The demonstration followed Portobello Park Action Group’s (PPAG) decision to appeal a Court of Session judgement, which could delay the construction of the school by up to two years.
Council chiefs yesterday revealed they would be going to court to recover at least £75,000 in legal fees from the protesters.
Mother-of-one Barbara Fraser, 48, who lives in Portobello and took part in yesterday’s protest, has an eight-year-old daughter, Ailidh, who is in P4 at Towerbank Primary School.
She said: “I just think the need for the new high school outweighs every other argument now. The sooner we get the best school here for our kids, the better.”
She added: “If everything does go to schedule, Ailidh would probably be one of the first years going into the new school.
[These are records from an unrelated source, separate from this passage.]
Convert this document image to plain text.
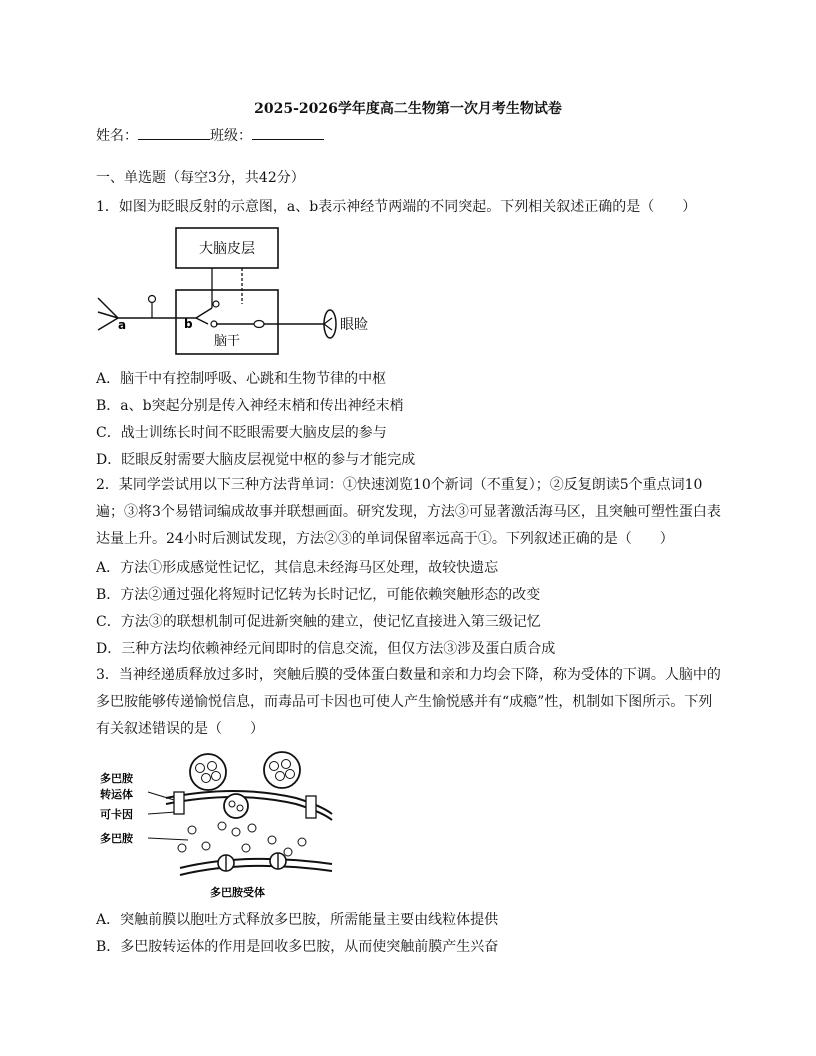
2025-2026学年度高二生物第一次月考生物试卷
姓名：	班级：
一、单选题（每空3分，共42分）
1．如图为眨眼反射的示意图，a、b表示神经节两端的不同突起。下列相关叙述正确的是（　　）
大脑皮层
脑干
a	b	眼睑
A．脑干中有控制呼吸、心跳和生物节律的中枢
B．a、b突起分别是传入神经末梢和传出神经末梢
C．战士训练长时间不眨眼需要大脑皮层的参与
D．眨眼反射需要大脑皮层视觉中枢的参与才能完成
2．某同学尝试用以下三种方法背单词：①快速浏览10个新词（不重复）；②反复朗读5个重点词10遍；③将3个易错词编成故事并联想画面。研究发现，方法③可显著激活海马区，且突触可塑性蛋白表达量上升。24小时后测试发现，方法②③的单词保留率远高于①。下列叙述正确的是（　　）
A．方法①形成感觉性记忆，其信息未经海马区处理，故较快遗忘
B．方法②通过强化将短时记忆转为长时记忆，可能依赖突触形态的改变
C．方法③的联想机制可促进新突触的建立，使记忆直接进入第三级记忆
D．三种方法均依赖神经元间即时的信息交流，但仅方法③涉及蛋白质合成
3．当神经递质释放过多时，突触后膜的受体蛋白数量和亲和力均会下降，称为受体的下调。人脑中的多巴胺能够传递愉悦信息，而毒品可卡因也可使人产生愉悦感并有“成瘾”性，机制如下图所示。下列有关叙述错误的是（　　）
多巴胺
转运体
可卡因
多巴胺
多巴胺受体
A．突触前膜以胞吐方式释放多巴胺，所需能量主要由线粒体提供
B．多巴胺转运体的作用是回收多巴胺，从而使突触前膜产生兴奋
I would be delighted for her to go into a spanking new school.”
The Drop the Appeal demonstration was organised by local parent Bob Jefferson, who also set up a Facebook page and online petition against PPAG’s decision to appeal.
The 53-year-old, who lives in Portobello, said he was pleased with the turnout at the rally, which was only organised 24 hours before.
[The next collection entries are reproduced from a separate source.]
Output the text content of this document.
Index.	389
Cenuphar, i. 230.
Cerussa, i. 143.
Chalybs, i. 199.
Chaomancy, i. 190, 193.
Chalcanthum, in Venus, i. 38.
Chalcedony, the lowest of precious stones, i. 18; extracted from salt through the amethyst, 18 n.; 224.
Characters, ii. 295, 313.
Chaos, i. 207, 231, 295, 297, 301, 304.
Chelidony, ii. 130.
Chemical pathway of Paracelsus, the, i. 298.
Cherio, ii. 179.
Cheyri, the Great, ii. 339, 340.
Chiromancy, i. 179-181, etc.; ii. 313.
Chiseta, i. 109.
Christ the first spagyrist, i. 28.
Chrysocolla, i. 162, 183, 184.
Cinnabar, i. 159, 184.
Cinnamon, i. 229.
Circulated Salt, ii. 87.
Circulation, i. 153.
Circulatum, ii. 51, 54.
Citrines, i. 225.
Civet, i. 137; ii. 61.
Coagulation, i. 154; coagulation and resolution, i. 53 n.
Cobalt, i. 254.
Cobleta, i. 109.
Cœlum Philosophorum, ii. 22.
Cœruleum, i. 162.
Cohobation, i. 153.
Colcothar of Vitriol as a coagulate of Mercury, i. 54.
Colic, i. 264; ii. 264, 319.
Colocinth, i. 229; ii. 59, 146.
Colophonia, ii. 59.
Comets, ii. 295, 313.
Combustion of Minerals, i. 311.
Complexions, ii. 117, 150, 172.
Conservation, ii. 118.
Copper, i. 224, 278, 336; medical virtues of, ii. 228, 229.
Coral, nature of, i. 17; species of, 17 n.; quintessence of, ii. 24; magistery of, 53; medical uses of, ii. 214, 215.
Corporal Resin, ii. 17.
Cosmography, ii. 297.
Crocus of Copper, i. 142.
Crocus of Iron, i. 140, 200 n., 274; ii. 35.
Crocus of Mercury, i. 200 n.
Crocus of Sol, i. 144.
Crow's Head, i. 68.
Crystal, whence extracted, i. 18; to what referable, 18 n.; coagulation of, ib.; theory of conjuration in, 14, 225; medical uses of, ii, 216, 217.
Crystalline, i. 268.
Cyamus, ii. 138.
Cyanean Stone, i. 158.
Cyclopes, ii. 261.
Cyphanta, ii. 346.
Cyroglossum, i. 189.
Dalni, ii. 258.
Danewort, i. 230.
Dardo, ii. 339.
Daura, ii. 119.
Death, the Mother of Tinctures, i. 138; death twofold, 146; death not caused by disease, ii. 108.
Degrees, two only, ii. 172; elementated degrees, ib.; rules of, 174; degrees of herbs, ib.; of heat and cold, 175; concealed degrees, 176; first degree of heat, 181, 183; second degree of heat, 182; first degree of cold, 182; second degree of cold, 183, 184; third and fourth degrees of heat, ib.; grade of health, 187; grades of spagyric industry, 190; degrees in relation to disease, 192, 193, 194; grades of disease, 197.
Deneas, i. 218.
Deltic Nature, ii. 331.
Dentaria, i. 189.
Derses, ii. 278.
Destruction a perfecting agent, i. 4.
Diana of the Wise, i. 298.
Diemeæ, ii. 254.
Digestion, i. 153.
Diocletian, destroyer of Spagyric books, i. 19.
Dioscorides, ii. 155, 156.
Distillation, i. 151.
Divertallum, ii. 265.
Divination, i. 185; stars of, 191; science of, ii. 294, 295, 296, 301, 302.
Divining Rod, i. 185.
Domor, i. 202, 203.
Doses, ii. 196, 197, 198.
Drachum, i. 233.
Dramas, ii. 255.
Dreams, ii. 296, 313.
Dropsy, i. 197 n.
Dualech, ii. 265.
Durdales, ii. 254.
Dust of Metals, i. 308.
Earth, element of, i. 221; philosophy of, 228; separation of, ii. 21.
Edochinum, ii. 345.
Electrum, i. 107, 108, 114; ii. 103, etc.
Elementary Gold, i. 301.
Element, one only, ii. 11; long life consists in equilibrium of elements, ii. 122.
“After the protest in the park, the kids all marched down to the High Street and formed a group outside the town hall – they were still chanting about an hour later until their mums came to take them home for their tea. It was fantastic.
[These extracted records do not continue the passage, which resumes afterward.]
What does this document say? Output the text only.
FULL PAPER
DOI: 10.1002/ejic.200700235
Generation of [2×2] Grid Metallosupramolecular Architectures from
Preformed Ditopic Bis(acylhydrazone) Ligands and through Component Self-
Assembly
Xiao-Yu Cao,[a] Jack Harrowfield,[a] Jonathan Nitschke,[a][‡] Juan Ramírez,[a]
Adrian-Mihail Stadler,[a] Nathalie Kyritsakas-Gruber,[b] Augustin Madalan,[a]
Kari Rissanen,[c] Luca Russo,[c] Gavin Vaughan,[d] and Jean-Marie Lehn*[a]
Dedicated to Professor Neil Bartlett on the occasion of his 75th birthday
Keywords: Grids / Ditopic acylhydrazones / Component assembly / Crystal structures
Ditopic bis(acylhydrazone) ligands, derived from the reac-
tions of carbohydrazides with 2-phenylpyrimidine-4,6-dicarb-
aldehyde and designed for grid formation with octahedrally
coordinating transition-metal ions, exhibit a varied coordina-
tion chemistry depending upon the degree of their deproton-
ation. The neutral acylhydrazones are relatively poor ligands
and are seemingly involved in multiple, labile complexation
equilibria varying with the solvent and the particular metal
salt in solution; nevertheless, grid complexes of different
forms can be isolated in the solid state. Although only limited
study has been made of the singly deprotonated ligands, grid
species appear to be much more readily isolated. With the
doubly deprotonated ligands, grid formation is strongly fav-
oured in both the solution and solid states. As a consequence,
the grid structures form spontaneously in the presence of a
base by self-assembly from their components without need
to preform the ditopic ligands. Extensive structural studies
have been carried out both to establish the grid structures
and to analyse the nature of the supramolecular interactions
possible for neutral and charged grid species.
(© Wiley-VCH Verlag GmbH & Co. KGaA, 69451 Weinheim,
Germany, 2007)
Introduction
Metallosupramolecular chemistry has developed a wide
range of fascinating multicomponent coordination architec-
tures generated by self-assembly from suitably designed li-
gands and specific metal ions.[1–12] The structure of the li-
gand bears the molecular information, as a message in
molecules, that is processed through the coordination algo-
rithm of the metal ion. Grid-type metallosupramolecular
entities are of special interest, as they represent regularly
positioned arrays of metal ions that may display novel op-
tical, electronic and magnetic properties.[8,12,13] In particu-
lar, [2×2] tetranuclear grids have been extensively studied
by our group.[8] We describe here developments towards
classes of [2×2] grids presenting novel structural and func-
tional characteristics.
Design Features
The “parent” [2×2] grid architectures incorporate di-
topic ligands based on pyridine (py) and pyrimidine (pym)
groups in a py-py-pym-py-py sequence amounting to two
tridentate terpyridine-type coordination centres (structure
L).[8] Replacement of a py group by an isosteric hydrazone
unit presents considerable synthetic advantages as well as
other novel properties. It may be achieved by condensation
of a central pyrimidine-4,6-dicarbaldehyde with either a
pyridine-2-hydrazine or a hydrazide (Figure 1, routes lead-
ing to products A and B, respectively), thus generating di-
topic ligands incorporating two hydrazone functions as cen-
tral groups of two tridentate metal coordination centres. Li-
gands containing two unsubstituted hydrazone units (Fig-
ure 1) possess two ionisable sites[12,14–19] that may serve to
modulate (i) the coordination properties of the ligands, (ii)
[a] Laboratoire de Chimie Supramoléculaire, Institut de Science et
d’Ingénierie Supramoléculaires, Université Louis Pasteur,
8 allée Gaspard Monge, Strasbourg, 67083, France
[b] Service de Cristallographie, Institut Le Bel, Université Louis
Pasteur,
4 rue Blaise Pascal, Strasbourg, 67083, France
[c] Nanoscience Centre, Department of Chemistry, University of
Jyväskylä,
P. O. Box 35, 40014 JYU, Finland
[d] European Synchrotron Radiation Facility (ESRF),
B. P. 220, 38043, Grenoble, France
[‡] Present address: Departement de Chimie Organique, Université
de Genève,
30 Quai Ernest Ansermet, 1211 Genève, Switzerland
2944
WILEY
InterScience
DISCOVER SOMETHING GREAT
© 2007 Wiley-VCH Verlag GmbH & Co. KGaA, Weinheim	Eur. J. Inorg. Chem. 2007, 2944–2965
“The ball is very much in PPAG’s court now; we have demonstrated beyond doubt that we are the majority.”
Among the messages on the banners and placards being displayed at the protest were “PPAG get real, drop the appeal” and “Our community deserves a new high school now”. There were several speeches from demonstrators, including city education leader Marilyne MacLaren.
S3 pupil at Portobello High School, Grace Gally, 14, said the new school was “definitely” needed.
“I will get less time in the new school because of the appeal,” she said. “Just now we have to get on a bus to go to PE, which wastes half our lessons, and there’s nowhere in the playground for us to sit and eat our lunch. It would be nice to have it in the park.”
However, PPAG believes building on the park would open the floodgates for housing on the rest of the site, and underlined that no other area of Edinburgh has had to “give up a park to get a new school”.
In a statement, PPAG, chaired by Ros Sutherland, said: “We can, and should, have both.”